SAMPLE_PREFIX = "cross_account_test_sample_data"
SOURCE_BUCKET = os.getenv("SOURCE_BUCKET")
SOURCE_PROFILE = os.getenv("AWS_PROFILE")

# Upload the CSV file to S3 using the upload_to_s3 function
uploaded_files = upload_to_s3(
    local_directory=local_dir,
    bucket_name=SOURCE_BUCKET,
    prefix=SAMPLE_PREFIX,
    profile=SOURCE_PROFILE,
)

a360-datalake-raw-bucket-277707121008-us-east-1
cross_account_test_sample_data
DataLake-Dev


2025-06-26 01:26:13,606 - botocore.tokens - INFO - Loading cached SSO token for a360-sso
2025-06-26 01:26:14,727 - botocore.tokens - INFO - SSO Token refresh succeeded


Uploaded files: ['cross_account_test_sample_data\\cross_account_sample.csv']


## 3. List and Preview the CSV with Target Profile
We use `list_csv_keys` and `preview_csv` from `s3_csv_preview.py` to list and preview the uploaded CSV in the source S3 using the target profile.

In [37]:
import os
import sys

project_root = os.path.abspath(os.path.join(os.getcwd(), ".."))
if project_root not in sys.path:
    sys.path.append(project_root)

from utils.s3_csv_preview import list_csv_keys, preview_csv

# List CSV files in the uploaded prefix
csv_files = list_csv_keys(SOURCE_BUCKET, SAMPLE_PREFIX, TARGET_PROFILE, ASSUME_ROLE_ARN)

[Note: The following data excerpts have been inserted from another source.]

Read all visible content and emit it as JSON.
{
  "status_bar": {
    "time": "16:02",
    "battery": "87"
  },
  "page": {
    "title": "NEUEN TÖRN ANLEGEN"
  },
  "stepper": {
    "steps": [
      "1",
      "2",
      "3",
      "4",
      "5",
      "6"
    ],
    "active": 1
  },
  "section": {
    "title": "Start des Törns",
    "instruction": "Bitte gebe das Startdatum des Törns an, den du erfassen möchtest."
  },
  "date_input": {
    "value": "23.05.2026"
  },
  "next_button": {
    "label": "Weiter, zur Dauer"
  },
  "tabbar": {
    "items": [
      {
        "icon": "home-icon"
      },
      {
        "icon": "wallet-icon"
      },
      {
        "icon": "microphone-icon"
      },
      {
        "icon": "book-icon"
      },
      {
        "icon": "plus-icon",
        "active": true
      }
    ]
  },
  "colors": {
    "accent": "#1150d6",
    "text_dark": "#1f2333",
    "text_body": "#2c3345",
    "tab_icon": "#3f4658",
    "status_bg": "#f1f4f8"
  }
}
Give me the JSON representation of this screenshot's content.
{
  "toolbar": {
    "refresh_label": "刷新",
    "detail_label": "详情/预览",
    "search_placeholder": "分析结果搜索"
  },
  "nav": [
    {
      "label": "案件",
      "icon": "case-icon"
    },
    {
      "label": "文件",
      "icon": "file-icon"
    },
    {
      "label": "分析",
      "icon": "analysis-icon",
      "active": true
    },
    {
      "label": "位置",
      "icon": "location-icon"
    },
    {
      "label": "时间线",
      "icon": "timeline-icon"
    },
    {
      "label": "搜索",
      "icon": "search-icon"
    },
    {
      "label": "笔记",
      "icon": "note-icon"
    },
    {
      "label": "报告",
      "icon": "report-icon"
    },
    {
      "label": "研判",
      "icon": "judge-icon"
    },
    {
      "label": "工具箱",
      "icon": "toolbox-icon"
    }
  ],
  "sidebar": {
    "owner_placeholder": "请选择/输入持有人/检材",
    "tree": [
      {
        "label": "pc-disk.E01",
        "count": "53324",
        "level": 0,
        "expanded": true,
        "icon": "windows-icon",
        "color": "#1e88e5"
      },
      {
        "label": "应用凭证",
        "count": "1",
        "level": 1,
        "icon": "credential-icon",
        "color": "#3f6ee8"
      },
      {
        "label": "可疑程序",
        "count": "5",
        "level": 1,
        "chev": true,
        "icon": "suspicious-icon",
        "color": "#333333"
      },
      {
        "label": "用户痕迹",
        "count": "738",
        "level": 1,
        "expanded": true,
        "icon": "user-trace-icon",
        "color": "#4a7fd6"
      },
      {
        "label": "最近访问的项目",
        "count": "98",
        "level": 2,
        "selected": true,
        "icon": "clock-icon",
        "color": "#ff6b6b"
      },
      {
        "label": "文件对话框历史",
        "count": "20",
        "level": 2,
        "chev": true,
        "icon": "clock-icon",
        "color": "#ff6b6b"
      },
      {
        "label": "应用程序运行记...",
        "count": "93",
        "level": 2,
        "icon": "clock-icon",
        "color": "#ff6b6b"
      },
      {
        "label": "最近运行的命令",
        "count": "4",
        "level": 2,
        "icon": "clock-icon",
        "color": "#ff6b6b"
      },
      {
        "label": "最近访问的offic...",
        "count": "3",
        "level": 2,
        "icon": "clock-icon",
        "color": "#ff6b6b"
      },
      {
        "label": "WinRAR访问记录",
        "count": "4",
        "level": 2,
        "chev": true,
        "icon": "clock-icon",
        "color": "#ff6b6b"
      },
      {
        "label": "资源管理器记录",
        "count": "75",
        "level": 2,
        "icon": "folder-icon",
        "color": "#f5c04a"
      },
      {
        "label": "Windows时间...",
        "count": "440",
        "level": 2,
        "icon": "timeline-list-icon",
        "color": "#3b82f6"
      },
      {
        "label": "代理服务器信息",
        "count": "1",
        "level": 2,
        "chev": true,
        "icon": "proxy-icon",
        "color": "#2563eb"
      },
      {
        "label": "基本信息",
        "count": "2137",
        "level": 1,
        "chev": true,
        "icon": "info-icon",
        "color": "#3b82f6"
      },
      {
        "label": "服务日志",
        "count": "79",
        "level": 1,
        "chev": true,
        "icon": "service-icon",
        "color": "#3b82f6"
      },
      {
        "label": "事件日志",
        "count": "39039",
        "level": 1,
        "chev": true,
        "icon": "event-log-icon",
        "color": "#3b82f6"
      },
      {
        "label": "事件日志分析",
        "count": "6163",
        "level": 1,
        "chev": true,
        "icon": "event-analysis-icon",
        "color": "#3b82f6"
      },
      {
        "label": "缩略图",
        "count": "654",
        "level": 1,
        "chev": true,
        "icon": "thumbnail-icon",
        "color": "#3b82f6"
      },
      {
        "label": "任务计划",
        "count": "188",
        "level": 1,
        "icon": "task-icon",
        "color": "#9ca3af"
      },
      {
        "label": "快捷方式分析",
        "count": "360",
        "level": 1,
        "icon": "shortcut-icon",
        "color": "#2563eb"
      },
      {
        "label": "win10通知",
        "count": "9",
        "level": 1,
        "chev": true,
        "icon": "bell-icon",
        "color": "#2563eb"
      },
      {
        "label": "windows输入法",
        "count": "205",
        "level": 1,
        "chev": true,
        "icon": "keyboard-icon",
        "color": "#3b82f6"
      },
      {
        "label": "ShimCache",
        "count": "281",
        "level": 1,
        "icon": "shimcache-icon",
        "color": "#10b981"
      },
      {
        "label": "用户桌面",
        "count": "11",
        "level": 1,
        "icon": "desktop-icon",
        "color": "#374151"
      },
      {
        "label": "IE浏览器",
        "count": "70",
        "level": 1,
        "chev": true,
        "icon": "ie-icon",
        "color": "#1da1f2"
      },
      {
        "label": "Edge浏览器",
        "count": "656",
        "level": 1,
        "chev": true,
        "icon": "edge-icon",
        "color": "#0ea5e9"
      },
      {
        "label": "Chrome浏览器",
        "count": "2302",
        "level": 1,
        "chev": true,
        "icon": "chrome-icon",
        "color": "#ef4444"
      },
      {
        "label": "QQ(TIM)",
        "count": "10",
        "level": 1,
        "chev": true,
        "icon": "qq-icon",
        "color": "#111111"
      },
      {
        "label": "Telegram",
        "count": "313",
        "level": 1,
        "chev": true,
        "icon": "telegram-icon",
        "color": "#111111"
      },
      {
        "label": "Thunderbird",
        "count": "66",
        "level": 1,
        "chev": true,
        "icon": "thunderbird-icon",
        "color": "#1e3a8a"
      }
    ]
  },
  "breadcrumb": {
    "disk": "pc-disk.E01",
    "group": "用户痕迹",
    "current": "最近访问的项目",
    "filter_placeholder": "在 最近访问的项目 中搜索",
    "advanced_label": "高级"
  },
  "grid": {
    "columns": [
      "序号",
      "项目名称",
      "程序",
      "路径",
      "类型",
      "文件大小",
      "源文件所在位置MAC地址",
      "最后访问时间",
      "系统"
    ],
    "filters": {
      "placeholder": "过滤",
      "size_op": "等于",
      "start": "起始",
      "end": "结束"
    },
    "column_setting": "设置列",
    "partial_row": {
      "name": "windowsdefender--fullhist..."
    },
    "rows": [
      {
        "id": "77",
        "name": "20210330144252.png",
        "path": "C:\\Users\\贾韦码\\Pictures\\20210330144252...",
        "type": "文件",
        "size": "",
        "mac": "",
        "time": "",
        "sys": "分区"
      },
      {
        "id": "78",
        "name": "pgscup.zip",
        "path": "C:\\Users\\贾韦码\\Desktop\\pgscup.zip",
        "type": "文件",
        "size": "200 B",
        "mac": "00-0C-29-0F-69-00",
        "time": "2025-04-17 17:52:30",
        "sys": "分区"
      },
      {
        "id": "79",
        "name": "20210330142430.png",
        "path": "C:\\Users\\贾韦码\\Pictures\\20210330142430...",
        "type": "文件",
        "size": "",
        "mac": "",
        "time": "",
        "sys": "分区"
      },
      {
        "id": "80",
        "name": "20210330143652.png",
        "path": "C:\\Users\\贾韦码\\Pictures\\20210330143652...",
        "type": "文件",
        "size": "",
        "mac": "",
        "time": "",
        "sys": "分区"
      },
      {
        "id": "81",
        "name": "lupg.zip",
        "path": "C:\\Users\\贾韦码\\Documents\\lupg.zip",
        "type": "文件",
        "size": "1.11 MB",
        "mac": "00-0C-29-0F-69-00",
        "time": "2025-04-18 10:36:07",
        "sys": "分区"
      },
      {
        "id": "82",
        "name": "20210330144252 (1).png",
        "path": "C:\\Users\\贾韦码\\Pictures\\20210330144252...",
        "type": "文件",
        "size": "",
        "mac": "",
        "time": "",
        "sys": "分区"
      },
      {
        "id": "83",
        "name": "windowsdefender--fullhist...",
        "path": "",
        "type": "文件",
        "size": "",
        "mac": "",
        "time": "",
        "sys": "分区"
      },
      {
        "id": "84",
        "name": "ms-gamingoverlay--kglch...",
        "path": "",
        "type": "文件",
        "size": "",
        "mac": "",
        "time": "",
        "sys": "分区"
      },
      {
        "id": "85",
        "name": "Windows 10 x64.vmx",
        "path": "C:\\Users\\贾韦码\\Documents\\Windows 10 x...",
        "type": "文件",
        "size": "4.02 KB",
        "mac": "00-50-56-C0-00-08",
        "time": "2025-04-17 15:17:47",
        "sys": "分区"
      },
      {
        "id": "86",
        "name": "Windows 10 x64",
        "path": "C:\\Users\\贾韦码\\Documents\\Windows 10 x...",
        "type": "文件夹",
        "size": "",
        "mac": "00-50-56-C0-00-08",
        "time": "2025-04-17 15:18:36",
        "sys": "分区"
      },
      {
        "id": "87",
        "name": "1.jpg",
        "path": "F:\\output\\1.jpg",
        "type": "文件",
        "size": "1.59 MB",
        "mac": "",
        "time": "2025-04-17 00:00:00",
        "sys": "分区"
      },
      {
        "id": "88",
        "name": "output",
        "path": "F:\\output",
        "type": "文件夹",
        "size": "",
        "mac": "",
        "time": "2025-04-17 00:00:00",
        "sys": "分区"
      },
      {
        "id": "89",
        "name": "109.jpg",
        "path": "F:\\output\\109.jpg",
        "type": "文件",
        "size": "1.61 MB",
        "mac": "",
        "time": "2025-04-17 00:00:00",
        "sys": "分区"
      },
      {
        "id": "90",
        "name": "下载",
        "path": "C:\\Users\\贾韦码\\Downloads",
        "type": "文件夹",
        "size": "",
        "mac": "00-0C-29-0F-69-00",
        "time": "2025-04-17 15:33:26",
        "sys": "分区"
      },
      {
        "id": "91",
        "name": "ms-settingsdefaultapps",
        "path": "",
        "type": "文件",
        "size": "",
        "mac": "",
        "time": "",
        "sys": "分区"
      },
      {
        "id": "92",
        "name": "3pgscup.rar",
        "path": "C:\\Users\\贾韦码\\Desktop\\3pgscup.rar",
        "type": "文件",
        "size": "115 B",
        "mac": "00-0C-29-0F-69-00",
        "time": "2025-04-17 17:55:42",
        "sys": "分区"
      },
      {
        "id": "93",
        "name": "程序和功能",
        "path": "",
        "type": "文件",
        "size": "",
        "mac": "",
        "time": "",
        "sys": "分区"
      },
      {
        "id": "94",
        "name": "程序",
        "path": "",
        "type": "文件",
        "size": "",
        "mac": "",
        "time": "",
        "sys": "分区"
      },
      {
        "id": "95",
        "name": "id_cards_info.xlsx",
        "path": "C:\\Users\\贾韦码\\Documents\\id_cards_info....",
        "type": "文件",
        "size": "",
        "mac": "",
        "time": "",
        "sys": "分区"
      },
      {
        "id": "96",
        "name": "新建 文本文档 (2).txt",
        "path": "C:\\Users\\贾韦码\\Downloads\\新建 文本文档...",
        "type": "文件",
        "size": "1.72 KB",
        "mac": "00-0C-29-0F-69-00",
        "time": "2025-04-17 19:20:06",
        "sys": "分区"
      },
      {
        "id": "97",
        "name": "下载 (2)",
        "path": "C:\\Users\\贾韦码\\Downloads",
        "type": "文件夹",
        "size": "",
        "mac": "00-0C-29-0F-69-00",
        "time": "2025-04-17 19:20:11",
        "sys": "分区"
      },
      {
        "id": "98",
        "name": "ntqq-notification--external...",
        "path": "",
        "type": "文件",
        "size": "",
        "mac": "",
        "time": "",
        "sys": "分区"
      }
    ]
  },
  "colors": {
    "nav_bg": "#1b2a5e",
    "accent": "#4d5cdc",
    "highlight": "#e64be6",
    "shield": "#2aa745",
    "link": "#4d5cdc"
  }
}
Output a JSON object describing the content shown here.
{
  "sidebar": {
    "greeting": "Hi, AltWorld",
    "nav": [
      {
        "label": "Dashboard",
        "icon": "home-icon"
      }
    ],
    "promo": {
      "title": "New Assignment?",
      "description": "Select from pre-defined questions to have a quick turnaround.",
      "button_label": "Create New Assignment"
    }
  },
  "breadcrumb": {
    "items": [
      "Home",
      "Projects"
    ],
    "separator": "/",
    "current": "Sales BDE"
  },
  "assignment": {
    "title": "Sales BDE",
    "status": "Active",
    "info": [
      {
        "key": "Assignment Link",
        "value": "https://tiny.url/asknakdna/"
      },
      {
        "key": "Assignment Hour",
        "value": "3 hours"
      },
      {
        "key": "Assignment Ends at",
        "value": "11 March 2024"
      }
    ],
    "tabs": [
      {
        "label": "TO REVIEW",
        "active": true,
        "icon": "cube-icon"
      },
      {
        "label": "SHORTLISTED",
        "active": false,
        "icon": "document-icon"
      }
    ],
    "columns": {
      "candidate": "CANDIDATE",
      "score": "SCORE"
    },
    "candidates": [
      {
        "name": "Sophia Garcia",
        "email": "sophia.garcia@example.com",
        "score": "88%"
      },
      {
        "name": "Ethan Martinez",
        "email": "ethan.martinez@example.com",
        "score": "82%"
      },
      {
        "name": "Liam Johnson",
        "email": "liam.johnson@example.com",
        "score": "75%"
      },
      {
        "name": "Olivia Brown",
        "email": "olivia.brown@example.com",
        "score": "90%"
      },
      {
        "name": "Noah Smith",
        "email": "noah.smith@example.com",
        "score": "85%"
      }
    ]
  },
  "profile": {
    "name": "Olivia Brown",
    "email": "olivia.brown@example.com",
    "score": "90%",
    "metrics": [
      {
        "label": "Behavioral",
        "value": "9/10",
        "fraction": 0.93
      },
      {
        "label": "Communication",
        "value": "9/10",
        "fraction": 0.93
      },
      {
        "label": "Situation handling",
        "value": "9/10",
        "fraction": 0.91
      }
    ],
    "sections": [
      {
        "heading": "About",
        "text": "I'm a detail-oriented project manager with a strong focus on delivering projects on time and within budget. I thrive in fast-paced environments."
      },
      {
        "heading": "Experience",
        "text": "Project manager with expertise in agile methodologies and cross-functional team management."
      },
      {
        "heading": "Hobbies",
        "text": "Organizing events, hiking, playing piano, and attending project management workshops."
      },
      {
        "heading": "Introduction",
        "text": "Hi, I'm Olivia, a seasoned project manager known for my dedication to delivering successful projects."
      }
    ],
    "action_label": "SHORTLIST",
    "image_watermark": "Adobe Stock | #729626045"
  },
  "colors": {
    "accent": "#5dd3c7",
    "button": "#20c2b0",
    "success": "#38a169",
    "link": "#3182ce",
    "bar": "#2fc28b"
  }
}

# Preview the uploaded CSV using the utility
if csv_files:
    df_preview, metadata = preview_csv(
        SOURCE_BUCKET,
        csv_files[0],
        nrows=5,
        profile=TARGET_PROFILE,
        assume_role_arn=ASSUME_ROLE_ARN,
    )
    display(df_preview)
else:
    pass

2025-06-26 01:27:00,665 - botocore.tokens - INFO - Loading cached SSO token for a360-sso


arn:aws:iam::590183989543:role/A360-SageMaker-Studio-DomainDefaultRole
GenAI-Platform-Dev


2025-06-26 01:27:03,447 - botocore.tokens - INFO - Loading cached SSO token for a360-sso


CSV files found in S3: ['cross_account_test_sample_data\\cross_account_sample.csv']
Preview metadata: {'size_bytes': 89, 'last_modified': datetime.datetime(2025, 6, 26, 6, 26, 19, tzinfo=tzutc()), 'content_type': 'binary/octet-stream'}


Unnamed: 0,id,name,amount
0,1,Alice,100.5
1,2,Bob,200.0
2,3,Charlie,150.75
3,4,Diana,300.2
4,5,Eve,50.0


## 4. Clean Up: Delete the Sample CSV from S3
We delete the uploaded sample CSV from S3 using the target profile.

In [38]:
import boto3

session = boto3.Session(profile_name=SOURCE_PROFILE)
s3 = session.client("s3")
for key in csv_files:
    s3.delete_object(Bucket=SOURCE_BUCKET, Key=key)

2025-06-26 01:27:38,071 - botocore.tokens - INFO - Loading cached SSO token for a360-sso


Sample data deleted from source bucket.